Sementara Asisten Deputi Pembaharuan dan Kemitraan Perkoperasian Kementerian Koperasi dan UKM, Bagus Rahman menambahkan, pihaknya akan memperkuat petani dari sisi kelembagaan melalui pendampingan sehingga petani tebu punya badan usaha dan badan hukum serta akses pembiayaan untuk mendapatkan dukungan budidaya tebu.

“Dari sisi bank, KUR akan disiapkan kalau ada kepastian pasar, dari sisi BUMN, akan siap menyerap hasil tebu petani untuk diolah jadi nilai tambah. Maka harapannya, KUR khusus klaster tebu itu bisa Rp500 juta/orang, bahkan bisa repeat KUR,” ungkapnya.

Ketua Asosiasi Petani Tebi Rakyat Indonesia (APTRI), Sunardi Edi Sukamto mengakui, memang untuk melakukan bongkar ratoon membutuhkan biaya yang sangat mahal sekitar Rp58 juta/ha bahkan lebih dengan pengerajaan mulai dari komponen bajak, pengairan, pupuk, sampai bibit.
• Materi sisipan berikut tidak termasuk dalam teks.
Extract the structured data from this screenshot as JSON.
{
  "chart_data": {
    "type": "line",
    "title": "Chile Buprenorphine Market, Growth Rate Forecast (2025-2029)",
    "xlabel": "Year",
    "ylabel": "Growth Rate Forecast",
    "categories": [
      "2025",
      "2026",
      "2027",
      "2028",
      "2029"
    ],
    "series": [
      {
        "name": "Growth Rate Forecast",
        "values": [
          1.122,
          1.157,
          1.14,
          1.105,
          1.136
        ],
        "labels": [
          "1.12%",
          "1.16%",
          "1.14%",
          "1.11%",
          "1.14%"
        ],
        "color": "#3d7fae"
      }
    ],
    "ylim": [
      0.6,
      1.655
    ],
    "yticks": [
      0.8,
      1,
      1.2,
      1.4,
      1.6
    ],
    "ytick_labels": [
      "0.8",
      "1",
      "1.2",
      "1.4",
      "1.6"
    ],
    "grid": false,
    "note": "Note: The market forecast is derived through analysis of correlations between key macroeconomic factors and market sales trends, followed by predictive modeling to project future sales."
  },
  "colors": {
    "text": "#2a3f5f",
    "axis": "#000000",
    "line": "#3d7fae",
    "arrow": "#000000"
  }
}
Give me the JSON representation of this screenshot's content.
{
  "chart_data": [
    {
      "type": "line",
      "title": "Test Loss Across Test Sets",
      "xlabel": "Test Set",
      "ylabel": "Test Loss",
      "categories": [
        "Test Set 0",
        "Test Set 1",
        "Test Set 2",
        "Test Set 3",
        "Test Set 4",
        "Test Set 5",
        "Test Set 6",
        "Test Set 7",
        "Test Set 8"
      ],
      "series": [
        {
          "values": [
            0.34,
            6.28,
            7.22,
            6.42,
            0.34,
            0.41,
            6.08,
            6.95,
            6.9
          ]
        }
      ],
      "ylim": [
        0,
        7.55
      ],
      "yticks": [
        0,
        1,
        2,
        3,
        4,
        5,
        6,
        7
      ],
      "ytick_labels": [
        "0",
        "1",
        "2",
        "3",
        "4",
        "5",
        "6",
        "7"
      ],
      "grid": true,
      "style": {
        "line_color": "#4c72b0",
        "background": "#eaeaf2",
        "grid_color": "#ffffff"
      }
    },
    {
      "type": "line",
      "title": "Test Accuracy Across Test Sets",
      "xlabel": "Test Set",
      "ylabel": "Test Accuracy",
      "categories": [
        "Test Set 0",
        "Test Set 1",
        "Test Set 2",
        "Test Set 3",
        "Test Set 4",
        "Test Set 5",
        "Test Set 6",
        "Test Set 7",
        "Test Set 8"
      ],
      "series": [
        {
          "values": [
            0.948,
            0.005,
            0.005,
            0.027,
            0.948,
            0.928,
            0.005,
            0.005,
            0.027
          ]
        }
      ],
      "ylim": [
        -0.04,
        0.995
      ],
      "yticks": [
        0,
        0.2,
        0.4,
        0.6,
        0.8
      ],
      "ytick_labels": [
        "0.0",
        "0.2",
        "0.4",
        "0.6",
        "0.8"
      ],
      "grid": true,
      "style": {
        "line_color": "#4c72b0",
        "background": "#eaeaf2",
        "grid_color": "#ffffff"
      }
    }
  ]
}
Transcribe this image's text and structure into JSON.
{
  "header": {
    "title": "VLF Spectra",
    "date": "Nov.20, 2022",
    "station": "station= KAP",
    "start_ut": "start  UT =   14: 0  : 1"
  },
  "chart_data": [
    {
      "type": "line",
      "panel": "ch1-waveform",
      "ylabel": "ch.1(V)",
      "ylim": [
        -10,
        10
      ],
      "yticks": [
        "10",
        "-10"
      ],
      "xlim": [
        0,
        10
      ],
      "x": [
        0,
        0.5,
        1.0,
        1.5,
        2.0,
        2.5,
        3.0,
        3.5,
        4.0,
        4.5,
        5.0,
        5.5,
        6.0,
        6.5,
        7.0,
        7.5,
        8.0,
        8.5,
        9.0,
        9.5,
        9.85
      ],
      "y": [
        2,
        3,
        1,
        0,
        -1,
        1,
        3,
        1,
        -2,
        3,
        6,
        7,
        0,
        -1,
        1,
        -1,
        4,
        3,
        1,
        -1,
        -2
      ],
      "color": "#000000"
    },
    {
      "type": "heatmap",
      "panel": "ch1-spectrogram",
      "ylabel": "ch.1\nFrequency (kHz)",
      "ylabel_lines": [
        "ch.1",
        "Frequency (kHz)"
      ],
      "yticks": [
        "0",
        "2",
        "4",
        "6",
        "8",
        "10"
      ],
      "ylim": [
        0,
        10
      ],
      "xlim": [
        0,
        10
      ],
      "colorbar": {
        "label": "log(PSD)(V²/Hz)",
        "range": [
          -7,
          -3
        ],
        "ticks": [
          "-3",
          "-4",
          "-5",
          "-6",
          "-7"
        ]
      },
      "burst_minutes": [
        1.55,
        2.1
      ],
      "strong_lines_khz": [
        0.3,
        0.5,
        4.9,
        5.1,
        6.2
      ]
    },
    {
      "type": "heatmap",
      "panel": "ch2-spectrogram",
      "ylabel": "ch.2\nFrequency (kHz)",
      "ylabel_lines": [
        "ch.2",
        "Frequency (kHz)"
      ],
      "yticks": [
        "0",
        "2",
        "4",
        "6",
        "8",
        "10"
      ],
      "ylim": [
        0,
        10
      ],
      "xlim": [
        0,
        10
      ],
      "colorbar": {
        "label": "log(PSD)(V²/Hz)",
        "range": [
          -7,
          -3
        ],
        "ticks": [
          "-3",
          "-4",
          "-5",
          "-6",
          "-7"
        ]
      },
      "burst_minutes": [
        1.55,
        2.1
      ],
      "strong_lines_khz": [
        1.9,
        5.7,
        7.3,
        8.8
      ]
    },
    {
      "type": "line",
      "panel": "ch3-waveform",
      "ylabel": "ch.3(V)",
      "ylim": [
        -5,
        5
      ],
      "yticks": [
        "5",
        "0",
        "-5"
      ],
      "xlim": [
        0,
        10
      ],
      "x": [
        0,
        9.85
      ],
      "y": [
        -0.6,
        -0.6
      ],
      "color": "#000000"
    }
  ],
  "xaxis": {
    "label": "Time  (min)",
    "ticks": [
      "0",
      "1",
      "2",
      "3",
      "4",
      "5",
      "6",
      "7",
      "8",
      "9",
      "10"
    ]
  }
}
“Untuk itu petani butuh dukungan pemerintah dengan kebijakan yang harus berpihak dan konsisten. Sebab, maaf, dari lahir sampai sekarang program menuju swasembada tidak pernah tahu kapan tercapainya. Jadi harapan petani ada proteksi dan jaminan bahwa usaha tani ini untung,” katanya.

Sebagai contoh, kata Sunardi, persoalan perlindungan Harga Acuan Pembelian (HAP) petani yang saat ini sebesar Rp14.500/kg, dan HAP tingkat konsumen Rp17.500/kg harus konsisten, setidaknya HAP itu bertahan selama 5 tahun agar petani tidak merugi.

“Kalau HAP hanya bertahan setahun, lalu harga gula luar negeri turun dan masuk ke pasar kita, ya petani akan mati. Jadi butuh ditetapkan 5 tahun supaya kita hanya fokus berbenah di kebun dan meningkatkan produksi, jadi ada jaminan. Kalau tahu-tahu harga naik turun, petani akan mati bersama-sama. Pemerintah harus konsisten jaga semuanya,” pungkas Sunardi.